Drawdown log-derived analysis for interpreting constant-rate pumping tests in inclined substratum aquifers

Constant-rate pumping tests (CRPT) performed in aquifers having an inclined substratum (IS) cannot be interpreted using Theis-like models, due to an increasing thickness that is beyond conventional hydraulic assumptions. Using an empirical process based on numerical modelling, this study submits original tools for the detection of IS aquifers and the interpretation of their hydrodynamic responses to CRPT, using derivative [ds/dlog(t)] and flow dimension (n) analyses. It is shown that IS aquifers produce a drawdown log-derivative signal composed of two radial regimes and one spherical flow regime (n-sequence = 2-2-3). Comprehensive sensitivity analyses make it possible to constrain relationships between, on one hand, characteristic derivative responses, and on the other hand, hydraulic conditions such as pumping rate, distance from the well to the corner, substratum inclination, and aquifer properties, including anisotropic hydraulic conductivity.
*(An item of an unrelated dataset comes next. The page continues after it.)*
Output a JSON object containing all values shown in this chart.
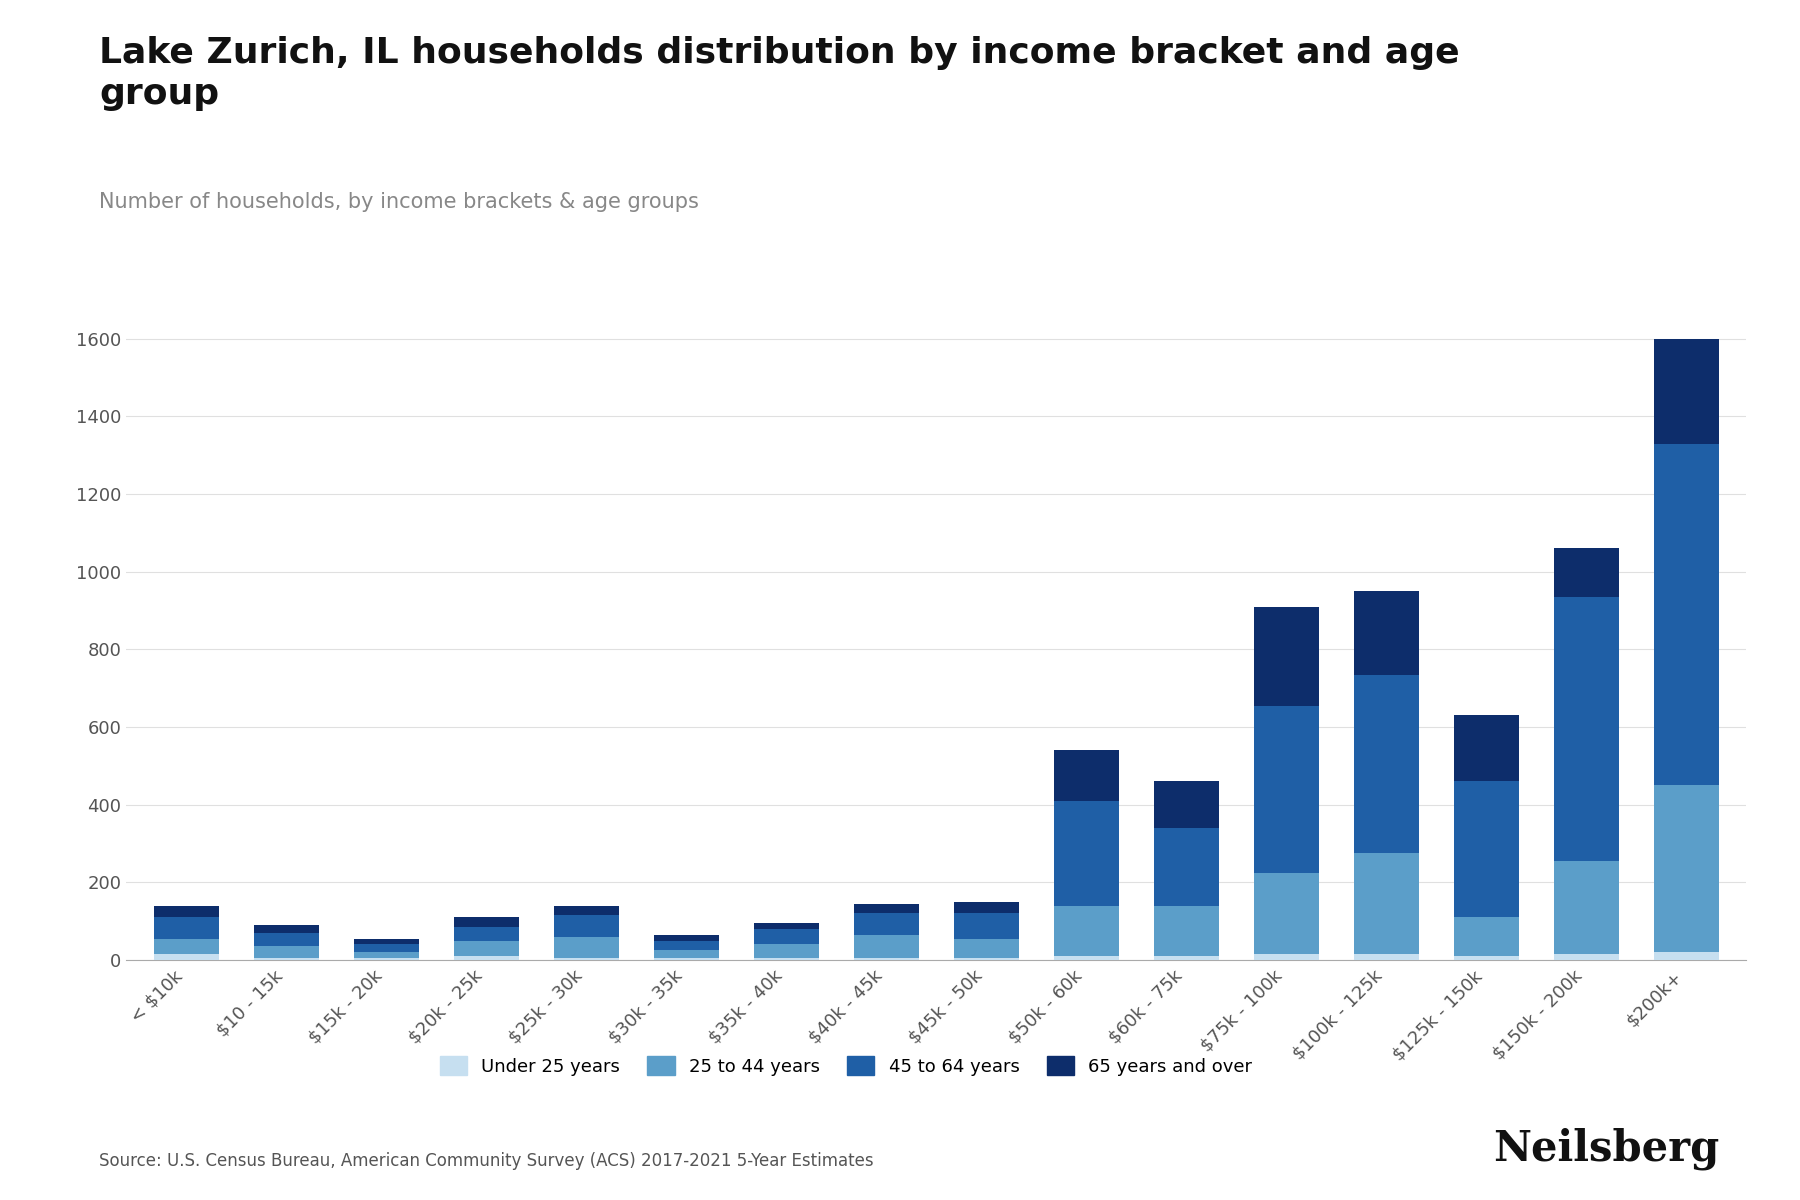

This study contributes to widening the array of tools available for the interpretation of pumping tests, by implementing a novel conceptual model for a specific type of nonuniform aquifer that has remained unaddressed; further, it provides another interpretation of the spherical flow regime, which has been interpreted in the petroleum literature to reflect partially penetrating/completing wells. Finally, a field application of the submitted interpretative tools to a CRPT into an IS aquifer is presented.